Come la guerra in Ucraina sta ridisegnando i trasporti via mare
La guerra in Ucraina ha costretto molti operatori a rivedere le proprie catene di approvvigionamento per le varie commodity di cui il paese era fornitore, con un aumento, per il trasporto di questi prodotti anche della distanza percorsa via mare. In alcuni casi i beni sono stati esportati dal paese ricorrendo al trasporto via terra […]

La guerra in Ucraina ha costretto molti operatori a rivedere le proprie catene di approvvigionamento per le varie commodity di cui il paese era fornitore, con un aumento, per il trasporto di questi prodotti anche della distanza percorsa via mare. In alcuni casi i beni sono stati esportati dal paese ricorrendo al trasporto via terra o contando sugli sui porti lungo il Danubio come Reni o Izmail, ma queste soluzioni finora sono ritenute insufficienti.
Secondo l’Unctad il grano è tra i beni più colpiti e del resto il tema della sua esportazione dal paese sta destando un allarme a livello internazionale.
Nel complesso l’agenzia dell’Onu ha rilevato come il costo al consumo di questo prodotto sia incrementato a livello globale del 4% e come questo impatto sia dovuto per la metà all’aumento delle spese di trasporto, sia per il maggior costo unitario (tra febbraio e marzo per le rinfuse secche in generale è cresciuto del 60%), sia perché le tratte percorse sono più lunghe. Lo stop ai rifornimenti dall’Ucraina ha fatto aumentare le richieste ad altri paesi: in particolare il Brasile vedrà crescere il suo export di grano e altri cereali del 37% nel 2022. Nel medio periodo secondo l’Unctad sarà il paese sudamericano, insieme a Usa e Australia, a compensare le minori esportazioni dirette verso Nord Africa e Medio Oriente.
Questa riconfigurazione delle rotte del grano secondo l’agenzia delle Nazioni Unite si è osservata anche nel minor numero di toccate nave nel Mar Nero, oltre che ovviamente all’azzeramento di quelle in Ucraina, dove in media i porti erano raggiunti settimanalmente da 60 unità. Un calo del numero degli scali è stato notato però anche in Russia e in Turchia, parallelamente a un incremento del numero di toccate di navi portarinfuse in Bulgaria e Romania.
Anche gli approvvigionamenti di beni cui era leader la Russia, in primis carburanti e fertilizzanti, sono però naturalmente stati colpiti dal conflitto. Il loro costo è aumentato per via anche in questo caso della maggior lunghezza delle tratte percorse per il loro reperimento, ma allo stesso tempo anche per l’aumento del costo del bunker navale.
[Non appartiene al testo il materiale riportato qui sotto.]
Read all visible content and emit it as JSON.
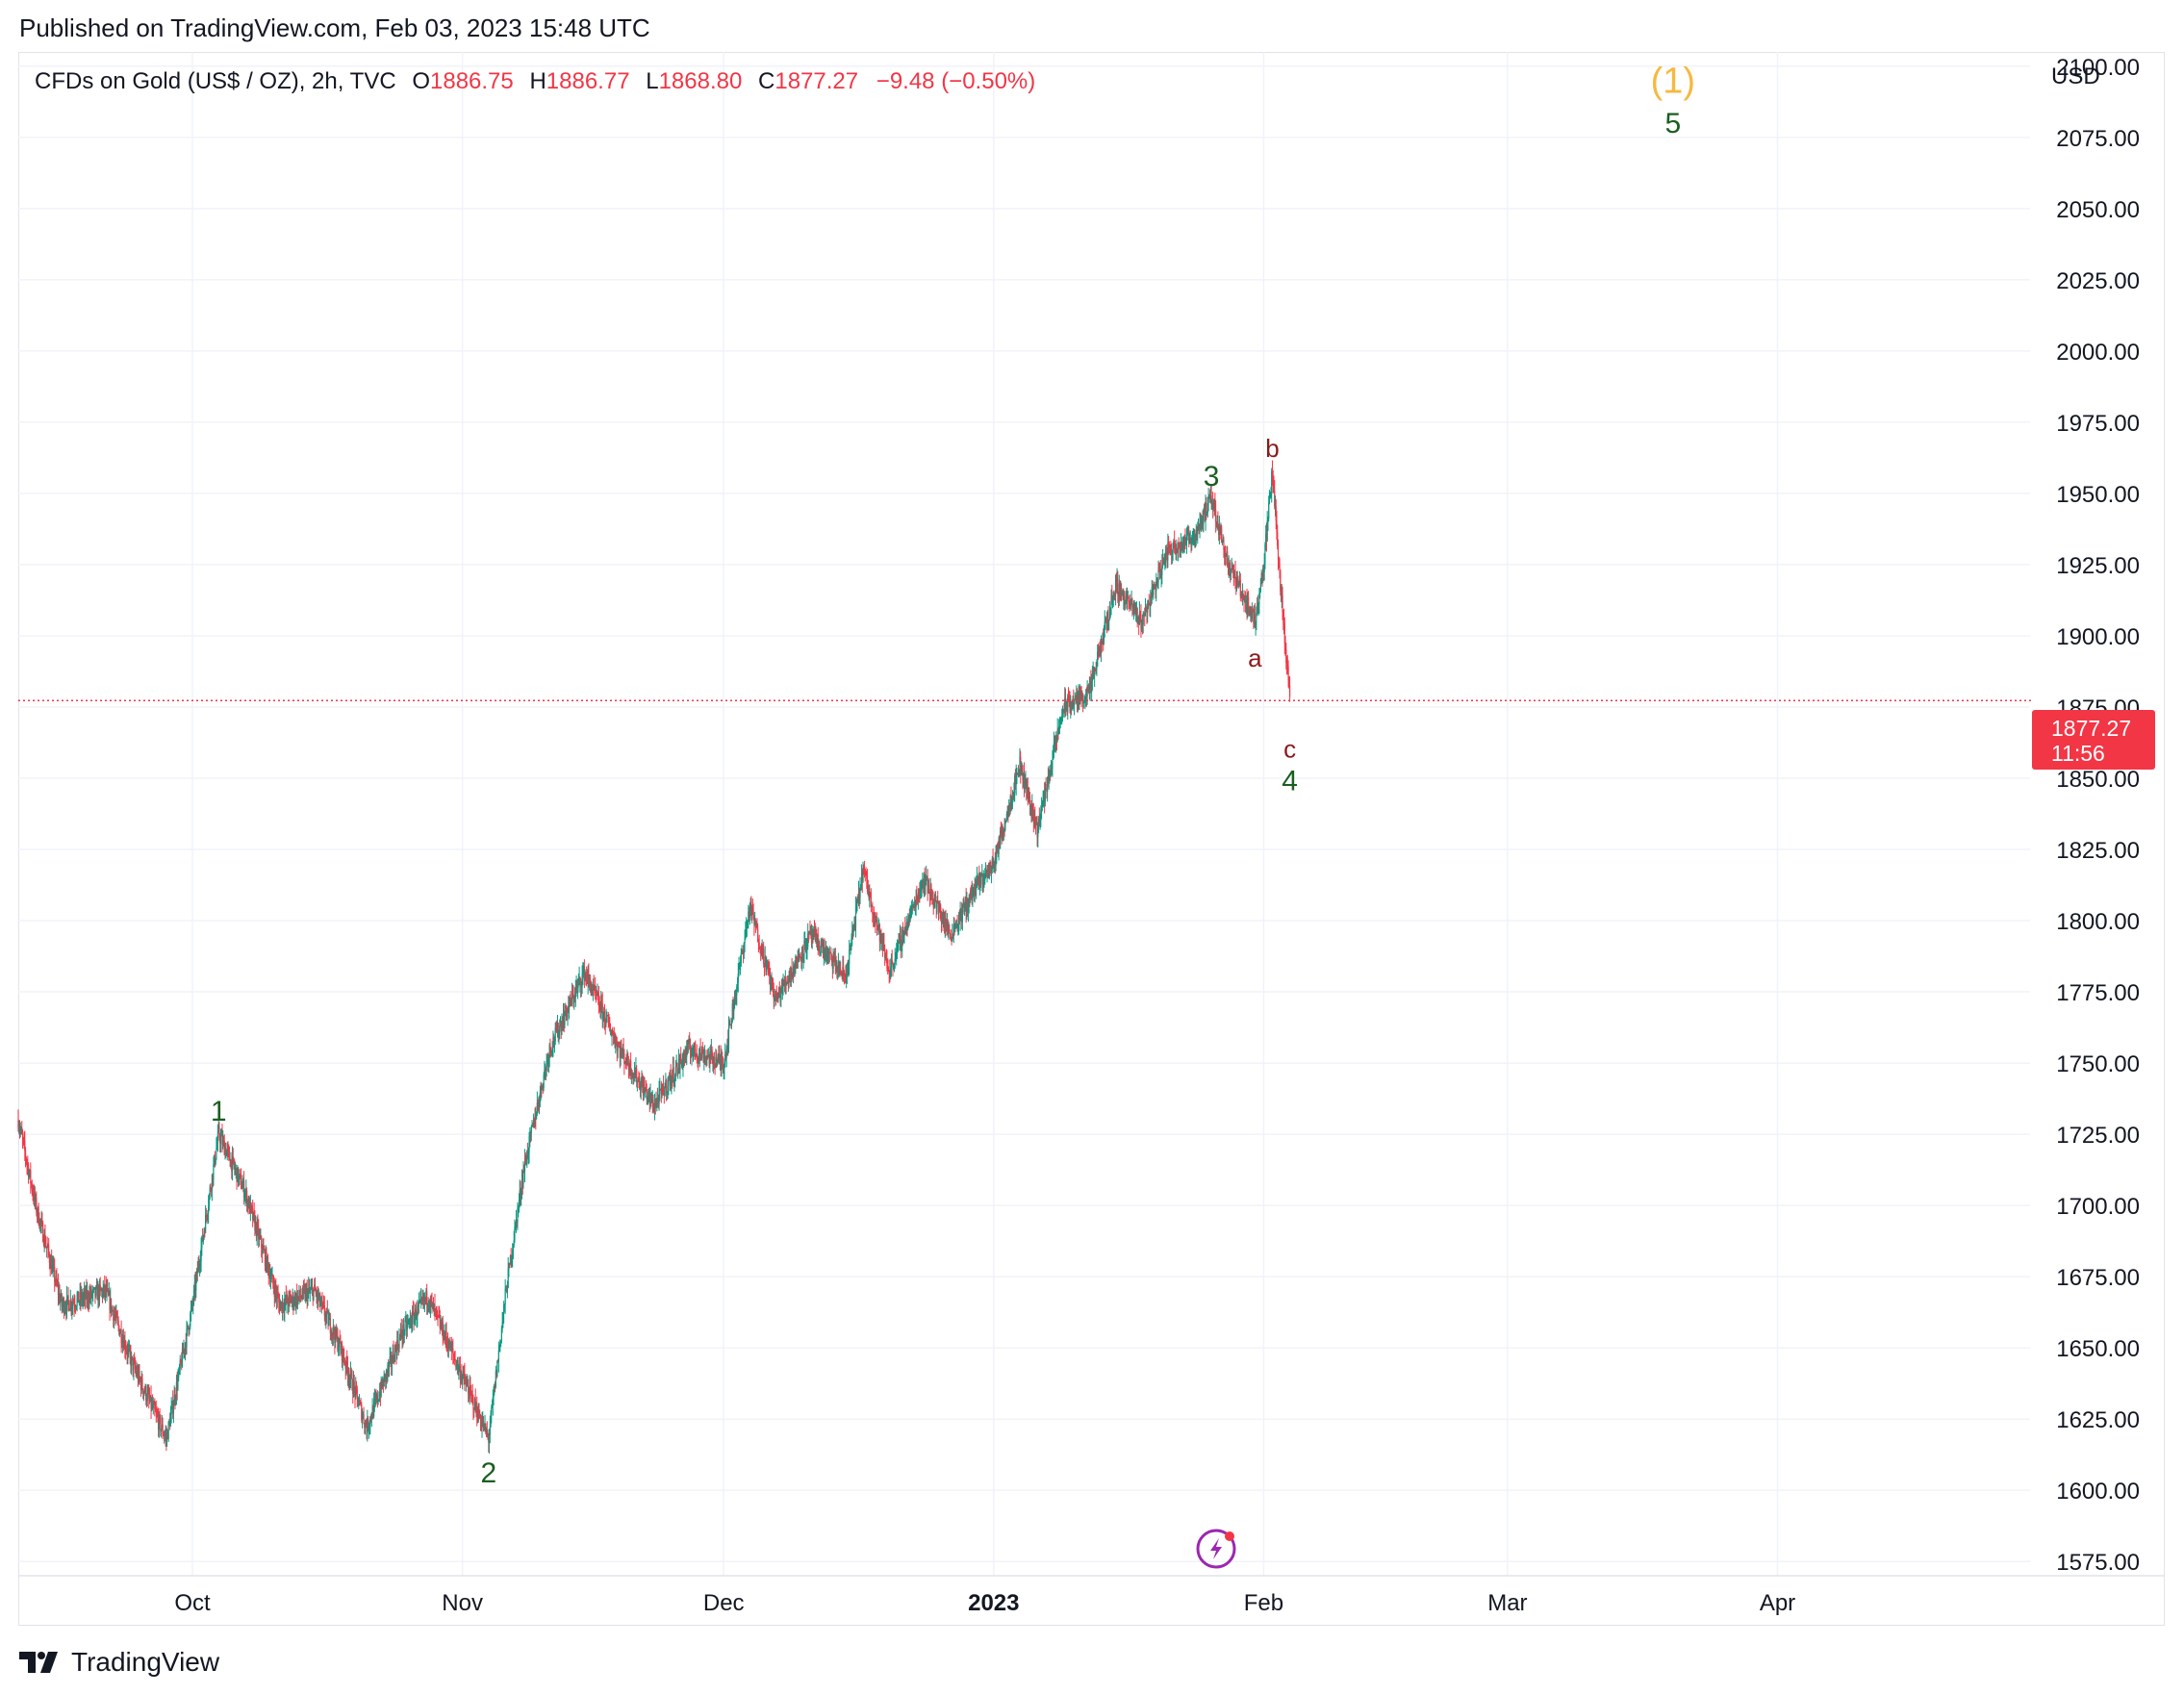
{
  "header": {
    "published": "Published on TradingView.com, Feb 03, 2023 15:48 UTC"
  },
  "legend": {
    "symbol": "CFDs on Gold (US$ / OZ), 2h, TVC",
    "open_label": "O",
    "open": "1886.75",
    "high_label": "H",
    "high": "1886.77",
    "low_label": "L",
    "low": "1868.80",
    "close_label": "C",
    "close": "1877.27",
    "change": "−9.48 (−0.50%)"
  },
  "axis": {
    "currency": "USD"
  },
  "price_tag": {
    "price": "1877.27",
    "countdown": "11:56"
  },
  "brand": {
    "name": "TradingView"
  },
  "colors": {
    "up": "#089981",
    "down": "#f23645",
    "wave_green": "#1b5e20",
    "wave_red": "#8b1a1a",
    "wave_orange": "#f5b942",
    "grid": "#f0f3fa"
  },
  "icons": {
    "replay": "lightning-icon",
    "logo": "tradingview-logo-icon"
  },
  "chart_data": {
    "type": "candlestick",
    "title": "",
    "xlabel": "",
    "ylabel": "",
    "ylim": [
      1570,
      2105
    ],
    "yticks": [
      "1575.00",
      "1600.00",
      "1625.00",
      "1650.00",
      "1675.00",
      "1700.00",
      "1725.00",
      "1750.00",
      "1775.00",
      "1800.00",
      "1825.00",
      "1850.00",
      "1875.00",
      "1900.00",
      "1925.00",
      "1950.00",
      "1975.00",
      "2000.00",
      "2025.00",
      "2050.00",
      "2075.00",
      "2100.00"
    ],
    "xticks": [
      {
        "label": "Oct",
        "date": "2022-10-01",
        "bold": false
      },
      {
        "label": "Nov",
        "date": "2022-11-01",
        "bold": false
      },
      {
        "label": "Dec",
        "date": "2022-12-01",
        "bold": false
      },
      {
        "label": "2023",
        "date": "2023-01-01",
        "bold": true
      },
      {
        "label": "Feb",
        "date": "2023-02-01",
        "bold": false
      },
      {
        "label": "Mar",
        "date": "2023-03-01",
        "bold": false
      },
      {
        "label": "Apr",
        "date": "2023-04-01",
        "bold": false
      }
    ],
    "xrange": [
      "2022-09-11",
      "2023-04-30"
    ],
    "grid": true,
    "last_price": 1877.27,
    "price_path": [
      {
        "date": "2022-09-11",
        "price": 1730
      },
      {
        "date": "2022-09-13",
        "price": 1700
      },
      {
        "date": "2022-09-16",
        "price": 1665
      },
      {
        "date": "2022-09-21",
        "price": 1670
      },
      {
        "date": "2022-09-24",
        "price": 1645
      },
      {
        "date": "2022-09-28",
        "price": 1618
      },
      {
        "date": "2022-10-01",
        "price": 1665
      },
      {
        "date": "2022-10-04",
        "price": 1725
      },
      {
        "date": "2022-10-07",
        "price": 1705
      },
      {
        "date": "2022-10-11",
        "price": 1665
      },
      {
        "date": "2022-10-15",
        "price": 1670
      },
      {
        "date": "2022-10-18",
        "price": 1650
      },
      {
        "date": "2022-10-21",
        "price": 1622
      },
      {
        "date": "2022-10-25",
        "price": 1655
      },
      {
        "date": "2022-10-28",
        "price": 1668
      },
      {
        "date": "2022-11-01",
        "price": 1640
      },
      {
        "date": "2022-11-04",
        "price": 1618
      },
      {
        "date": "2022-11-06",
        "price": 1670
      },
      {
        "date": "2022-11-08",
        "price": 1712
      },
      {
        "date": "2022-11-11",
        "price": 1755
      },
      {
        "date": "2022-11-15",
        "price": 1782
      },
      {
        "date": "2022-11-19",
        "price": 1755
      },
      {
        "date": "2022-11-23",
        "price": 1735
      },
      {
        "date": "2022-11-27",
        "price": 1755
      },
      {
        "date": "2022-12-01",
        "price": 1750
      },
      {
        "date": "2022-12-04",
        "price": 1805
      },
      {
        "date": "2022-12-07",
        "price": 1772
      },
      {
        "date": "2022-12-11",
        "price": 1795
      },
      {
        "date": "2022-12-15",
        "price": 1780
      },
      {
        "date": "2022-12-17",
        "price": 1818
      },
      {
        "date": "2022-12-20",
        "price": 1782
      },
      {
        "date": "2022-12-24",
        "price": 1815
      },
      {
        "date": "2022-12-27",
        "price": 1795
      },
      {
        "date": "2022-12-30",
        "price": 1812
      },
      {
        "date": "2023-01-01",
        "price": 1820
      },
      {
        "date": "2023-01-04",
        "price": 1855
      },
      {
        "date": "2023-01-06",
        "price": 1832
      },
      {
        "date": "2023-01-09",
        "price": 1875
      },
      {
        "date": "2023-01-12",
        "price": 1880
      },
      {
        "date": "2023-01-15",
        "price": 1918
      },
      {
        "date": "2023-01-18",
        "price": 1905
      },
      {
        "date": "2023-01-21",
        "price": 1930
      },
      {
        "date": "2023-01-24",
        "price": 1935
      },
      {
        "date": "2023-01-26",
        "price": 1948
      },
      {
        "date": "2023-01-28",
        "price": 1925
      },
      {
        "date": "2023-01-31",
        "price": 1905
      },
      {
        "date": "2023-02-01",
        "price": 1925
      },
      {
        "date": "2023-02-02",
        "price": 1958
      },
      {
        "date": "2023-02-03",
        "price": 1915
      },
      {
        "date": "2023-02-04",
        "price": 1877.27
      }
    ],
    "wave_labels": [
      {
        "text": "1",
        "date": "2022-10-04",
        "price": 1725,
        "color": "green",
        "pos": "above"
      },
      {
        "text": "2",
        "date": "2022-11-04",
        "price": 1615,
        "color": "green",
        "pos": "below"
      },
      {
        "text": "3",
        "date": "2023-01-26",
        "price": 1948,
        "color": "green",
        "pos": "above"
      },
      {
        "text": "a",
        "date": "2023-01-31",
        "price": 1900,
        "color": "red",
        "pos": "below"
      },
      {
        "text": "b",
        "date": "2023-02-02",
        "price": 1958,
        "color": "red",
        "pos": "above"
      },
      {
        "text": "c",
        "date": "2023-02-04",
        "price": 1868,
        "color": "red",
        "pos": "below"
      },
      {
        "text": "4",
        "date": "2023-02-04",
        "price": 1860,
        "color": "green",
        "pos": "below2"
      },
      {
        "text": "(1)",
        "date": "2023-03-20",
        "price": 2095,
        "color": "orange",
        "pos": "at"
      },
      {
        "text": "5",
        "date": "2023-03-20",
        "price": 2080,
        "color": "green",
        "pos": "at"
      }
    ]
  }
}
Alla fine di maggio, il prezzo di quello di tipo Vlsfo (very low sulphur fuel oil) risultava di circa 1.000 dollari a tonnellata, maggiore del 64% rispetto all’inizio dell’anno. Per i caricatori questo si è tradotto in un aumento dei cosiddetti fuel surcharge, che risultano cresciuti del 50% dallo scoppiare del conflitto.
Un discorso a parte è dedicato dall’Unctad al trasporto marittimo di container. Come sappiamo, il conflitto ha portato allo stop delle operazioni dei global carrier in Russia e alla sospensione delle attività nei porti ucraini. Questo secondo l’agenzia Onu ha portato da un lato a un lieve aumento della capacità dislocata nei porti vicini a questi due paesi (Svezia, Danimarca, Lituania, Romania, Finlandia, Lettonia, Estonia e Bulgaria) così come a una ridefinizione delle rotte delle navi. I contenitori destinati ai due paesi in guerra si sono inoltre accumulati in scali come quelli di Amburgo, Rotterdam, Constanta e Istanbul, con conseguenti aumenti dei costi di detention e demurrage per i caricatori e mettendo sotto pressione la capacità di stoccaggio.
Questo effetto secondo Unctad porterà a un aumento medio del 11,9% del costo per le importazioni nel 2022. A pagare il prezzo più alto saranno i cosiddetti Sids (Small island developing States), ovvero i piccoli stati insulari in via di sviluppo) – poco serviti dai carrier, dipendenti dalle importazioni e dai quali le navi generalmente ripartono ‘vuote’ – in cui questo arriverà a crescere del 26,7%.